Memories are triggered by small things almost as powerfully as the big events in one’s life. The smell of Old Spice will immediately bring my father in to my room almost as a visible presence just as the smell of orange zest or earl grey tea trigger the memories of my grandmothers. Other triggers are snail mail personal letters (the grandmothers again), and roast beef dinners or runzas (my mother). As I age these small reminders of people in my younger life seem to come more often to set my mind roaming to the small daily sharing’s with these people in the past and also to do once again some of the things I once did with them.

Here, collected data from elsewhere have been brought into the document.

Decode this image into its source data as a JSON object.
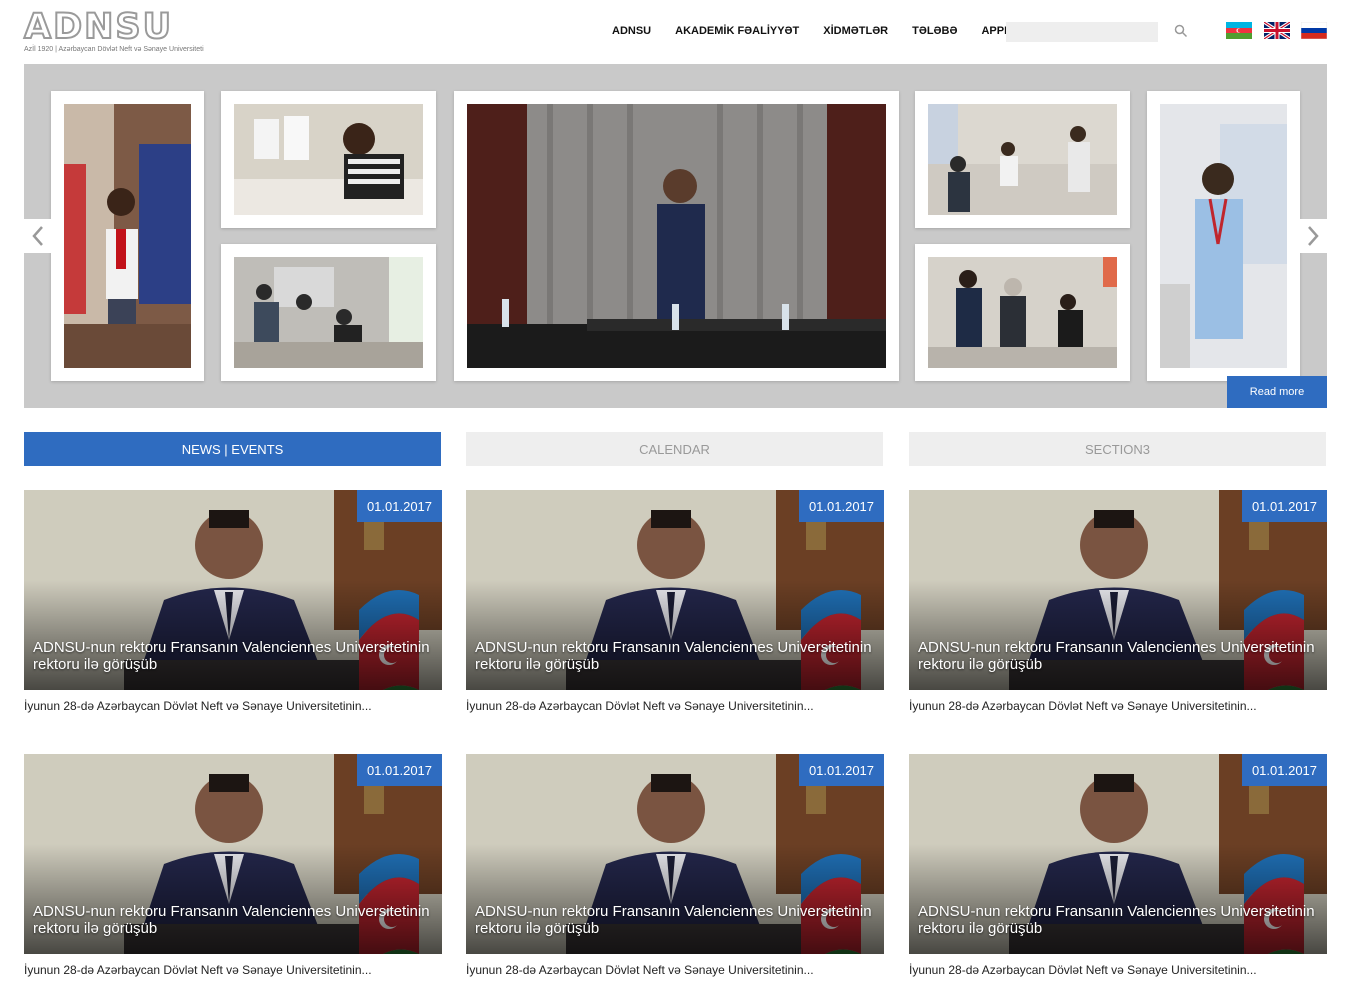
{
  "logo": {
    "mark": "ADNSU",
    "subtitle": "Azİl 1920 | Azərbaycan Dövlət Neft və Sənaye Universiteti"
  },
  "nav": {
    "items": [
      {
        "label": "ADNSU"
      },
      {
        "label": "AKADEMİK FƏALİYYƏT"
      },
      {
        "label": "XİDMƏTLƏR"
      },
      {
        "label": "TƏLƏBƏ"
      },
      {
        "label": "APPLY"
      }
    ]
  },
  "search": {
    "placeholder": "",
    "icon": "search-icon"
  },
  "languages": [
    {
      "code": "az",
      "icon": "flag-azerbaijan-icon"
    },
    {
      "code": "en",
      "icon": "flag-uk-icon"
    },
    {
      "code": "ru",
      "icon": "flag-russia-icon"
    }
  ],
  "slider": {
    "read_more_label": "Read more",
    "prev_icon": "chevron-left-icon",
    "next_icon": "chevron-right-icon"
  },
  "tabs": [
    {
      "label": "NEWS | EVENTS",
      "active": true
    },
    {
      "label": "CALENDAR",
      "active": false
    },
    {
      "label": "SECTION3",
      "active": false
    }
  ],
  "news": [
    {
      "date": "01.01.2017",
      "title": "ADNSU-nun rektoru Fransanın Valenciennes Universitetinin rektoru ilə görüşüb",
      "excerpt": "İyunun 28-də Azərbaycan Dövlət Neft və Sənaye Universitetinin..."
    },
    {
      "date": "01.01.2017",
      "title": "ADNSU-nun rektoru Fransanın Valenciennes Universitetinin rektoru ilə görüşüb",
      "excerpt": "İyunun 28-də Azərbaycan Dövlət Neft və Sənaye Universitetinin..."
    },
    {
      "date": "01.01.2017",
      "title": "ADNSU-nun rektoru Fransanın Valenciennes Universitetinin rektoru ilə görüşüb",
      "excerpt": "İyunun 28-də Azərbaycan Dövlət Neft və Sənaye Universitetinin..."
    },
    {
      "date": "01.01.2017",
      "title": "ADNSU-nun rektoru Fransanın Valenciennes Universitetinin rektoru ilə görüşüb",
      "excerpt": "İyunun 28-də Azərbaycan Dövlət Neft və Sənaye Universitetinin..."
    },
    {
      "date": "01.01.2017",
      "title": "ADNSU-nun rektoru Fransanın Valenciennes Universitetinin rektoru ilə görüşüb",
      "excerpt": "İyunun 28-də Azərbaycan Dövlət Neft və Sənaye Universitetinin..."
    },
    {
      "date": "01.01.2017",
      "title": "ADNSU-nun rektoru Fransanın Valenciennes Universitetinin rektoru ilə görüşüb",
      "excerpt": "İyunun 28-də Azərbaycan Dövlət Neft və Sənaye Universitetinin..."
    }
  ],
  "colors": {
    "accent": "#2f6cc0",
    "slider_bg": "#c9c9c9",
    "tab_inactive_bg": "#eeeeee"
  }
}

Dad was a big man well over six feet with the broad chest and small waist of an athlete. His temper was just as big as his frame but it was a burst of energy that burned out as soon as it was evident. A traveling salesman he knew everybody and they knew him but he was not a Willy Loman. He loved life and lived it well, and he shared that life with me. Saturdays, we often went to a movie just he and I. I suppose it was this way as Mom did not go often as she always had something to do in the house but those times in the cool dark theater sharing a John Wayne or Randolph Scott movie are precious memories to me.

Mom was small barely five feet but she was the power in our house. She ran it and as he was gone on the road that meant she saw to all the things a man might do as well as the “ womanly duties.” Her cooking and racy sense of humor lit up our lives and as an only child I receive the full impact of both of these talents. She was independent and determined. I find I am more like her than I every thought I would be.

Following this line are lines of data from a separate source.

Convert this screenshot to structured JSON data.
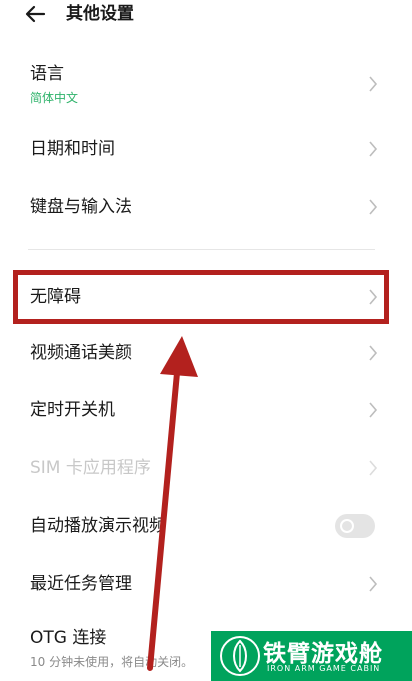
{
  "header": {
    "title": "其他设置",
    "back_icon": "arrow-left-icon"
  },
  "items": {
    "language": {
      "label": "语言",
      "value": "简体中文"
    },
    "datetime": {
      "label": "日期和时间"
    },
    "keyboard": {
      "label": "键盘与输入法"
    },
    "accessibility": {
      "label": "无障碍"
    },
    "video_call_beauty": {
      "label": "视频通话美颜"
    },
    "scheduled_power": {
      "label": "定时开关机"
    },
    "sim_apps": {
      "label": "SIM 卡应用程序",
      "disabled": true
    },
    "autoplay_demo": {
      "label": "自动播放演示视频",
      "toggle_on": false
    },
    "recent_tasks": {
      "label": "最近任务管理"
    },
    "otg": {
      "label": "OTG 连接",
      "description": "10 分钟未使用，将自动关闭。"
    }
  },
  "annotation": {
    "highlight_color": "#b3211e",
    "arrow_color": "#b3211e"
  },
  "watermark": {
    "title": "铁臂游戏舱",
    "subtitle": "IRON ARM GAME CABIN",
    "color": "#00a35c"
  },
  "colors": {
    "accent": "#2fb36b",
    "text": "#1a1a1a",
    "disabled": "#c8c8c8",
    "chevron": "#bdbdbd"
  }
}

Orange zest and spicy raisin filling make Granma James come to mind. In her Ohio kitchen a blue roaster stood near the dining room door. I cannot recall it being empty nor were her knitting needles ever still until the last years of her life. I can see her now sitting near the window in her kitchen knitting or filing her nails as she watched the cardinals dance in the pines across the drive. Earl grey tea will bring a smile to my face as I picture Grandma Janie (Mom’s mother) asking me to join her and them making me eat a rubbery egg custard. Shorter than her daughter she had a steel will and I recall she hid the toys she considered obnoxious under her bed. She also had determination in spades. After she could not walk and had to go to a rest home due to spinal collapse, she told my mother and I she would walk again. The doctors said no but in less than six months she was walking. To quote her,” It was the power of prayer.” Even more important to me were the weekly letters each wrote to me as I grew up far from their Pennsylvania and Ohio homes.

So perhaps this why I bake raisin filled cookies, drink earl grey, still write snail mail to those I care about, think Sunday requires a roast beef dinner to be Sunday and why I just bought DVDs’ of Hondo and Mcclintock.